Git is a distributed version control system; GitHub is a cloud-based hosting platform for Git repositories. These questions cover core Git commands, branching strategies, collaboration workflows, and advanced concepts commonly tested in technical interviews.
Git is a distributed version control system that tracks changes in source code locally on your machine. GitHub is a cloud-based hosting service for Git repositories that adds collaboration features like pull requests, issues, and Actions; Git can exist without GitHub, but GitHub requires Git.
git fetch downloads changes from the remote repository but does not merge them into your working branch, leaving your local branch unchanged. git pull is essentially git fetch followed by git merge, automatically integrating the remote changes into your current branch.
A branch is a lightweight, movable pointer to a specific commit that lets you work on features or fixes in isolation without affecting the main codebase. Branches enable parallel development, safer experimentation, and clean integration through merging or rebasing.
git merge creates a new merge commit that combines two branch histories, preserving the full context of when branches diverged. git rebase replays commits from one branch on top of another, producing a linear history but rewriting commit SHAs, which can cause issues on shared branches.
git stash temporarily shelves uncommitted changes so you can switch branches or pull updates without committing incomplete work. You can later restore the changes with git stash pop or git stash apply.

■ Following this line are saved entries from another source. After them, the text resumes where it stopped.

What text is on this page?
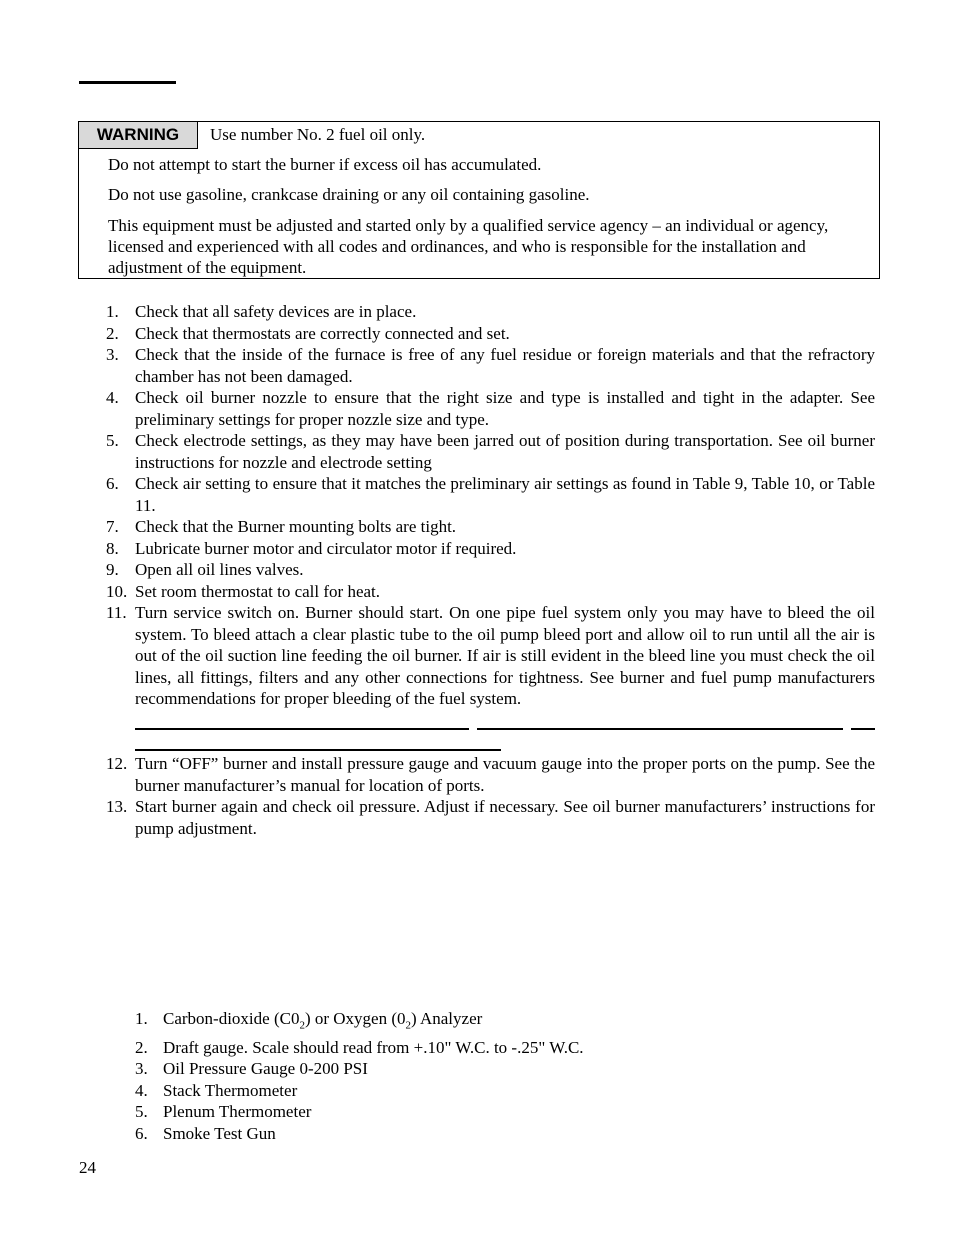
WARNING	Use number No. 2 fuel oil only.
Do not attempt to start the burner if excess oil has accumulated.
Do not use gasoline, crankcase draining or any oil containing gasoline.
This equipment must be adjusted and started only by a qualified service agency – an individual or agency, licensed and experienced with all codes and ordinances, and who is responsible for the installation and adjustment of the equipment.
1. Check that all safety devices are in place.
2. Check that thermostats are correctly connected and set.
3. Check that the inside of the furnace is free of any fuel residue or foreign materials and that the refractory chamber has not been damaged.
4. Check oil burner nozzle to ensure that the right size and type is installed and tight in the adapter. See preliminary settings for proper nozzle size and type.
5. Check electrode settings, as they may have been jarred out of position during transportation. See oil burner instructions for nozzle and electrode setting
6. Check air setting to ensure that it matches the preliminary air settings as found in Table 9, Table 10, or Table 11.
7. Check that the Burner mounting bolts are tight.
8. Lubricate burner motor and circulator motor if required.
9. Open all oil lines valves.
10. Set room thermostat to call for heat.
11. Turn service switch on. Burner should start. On one pipe fuel system only you may have to bleed the oil system. To bleed attach a clear plastic tube to the oil pump bleed port and allow oil to run until all the air is out of the oil suction line feeding the oil burner. If air is still evident in the bleed line you must check the oil lines, all fittings, filters and any other connections for tightness. See burner and fuel pump manufacturers recommendations for proper bleeding of the fuel system.
12. Turn “OFF” burner and install pressure gauge and vacuum gauge into the proper ports on the pump. See the burner manufacturer’s manual for location of ports.
13. Start burner again and check oil pressure. Adjust if necessary. See oil burner manufacturers’ instructions for pump adjustment.
1. Carbon-dioxide $(C0_2)$ or Oxygen $(0_2)$ Analyzer
2. Draft gauge. Scale should read from +.10" W.C. to -.25" W.C.
3. Oil Pressure Gauge 0-200 PSI
4. Stack Thermometer
5. Plenum Thermometer
6. Smoke Test Gun
24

The staging area is an intermediate layer between the working directory and the repository where you selectively prepare changes before committing. This allows you to craft precise, logical commits by including only specific files or hunks from your working changes.
A detached HEAD occurs when HEAD points directly to a specific commit rather than to a named branch. Any commits made in this state are not on a branch and can be lost unless you create a new branch to retain them.
git reset moves the branch pointer backward to a previous commit, potentially discarding or unstaging commits — it rewrites history and is unsafe on shared branches. git revert creates a new commit that undoes the changes of a specific commit, preserving history and making it safe for shared/public branches.
--soft resets the branch pointer but keeps changes staged; --mixed (the default) resets the pointer and unstages changes but keeps them in the working directory; --hard resets the pointer and discards all changes from both the staging area and working directory permanently.
A pull request is a GitHub feature that proposes merging changes from one branch into another, enabling team members to review code, leave comments, request changes, and run CI checks before integration. It is the central collaboration mechanism in most team workflows.
git cherry-pick applies the changes from a specific commit onto the current branch without merging the entire source branch. It is useful for backporting a bug fix from main to a release branch or selectively bringing in an isolated change.
Gitflow defines long-lived branches (main, develop) and short-lived supporting branches (feature/*, release/*, hotfix/*). Features branch from develop and merge back in; releases branch from develop and merge into both main and develop; hotfixes branch from main and merge into both main and develop.
A tag is a static, named reference to a specific commit typically used to mark release points (e.g., v1.0.0), and it does not move as new commits are made. A branch is a dynamic pointer that advances automatically with each new commit.
git bisect performs a binary search through commit history to identify the commit that introduced a bug. You mark a known good commit and a known bad commit, then Git checks out midpoints for you to test until the offending commit is isolated.
A submodule is a Git repository embedded inside another repository at a specific commit, allowing you to include external dependencies while keeping their histories separate. They must be explicitly initialized and updated, making them more complex to manage than package managers.
Interactive rebase (git rebase -i <commit>) opens an editor listing commits in a range, letting you reorder, squash, fixup, edit, drop, or rename individual commits before replaying them. It is commonly used to clean up a feature branch's history before merging.
A fast-forward merge simply moves the branch pointer forward when the target branch has not diverged — no merge commit is created. A three-way merge is used when histories have diverged; Git finds a common ancestor and combines changes, creating a new merge commit.
git reflog records every movement of HEAD (including resets, rebases, and checkouts) locally, even for commits no longer reachable from any branch. It acts as a safety net, letting you recover lost commits or undo destructive operations like a bad git reset --hard.
When a conflict occurs, Git marks conflicting sections in the affected files with conflict markers (<<<<<<<, =======, >>>>>>>); you manually edit the files to keep the desired changes, then stage the resolved files with git add and complete the merge with git commit or git merge --continue.
A regular clone creates a working directory with a hidden .git folder, suitable for active development. A bare clone (--bare) contains only the repository data (what would normally be in .git) with no working directory, and is used for hosting a central remote repository on a server.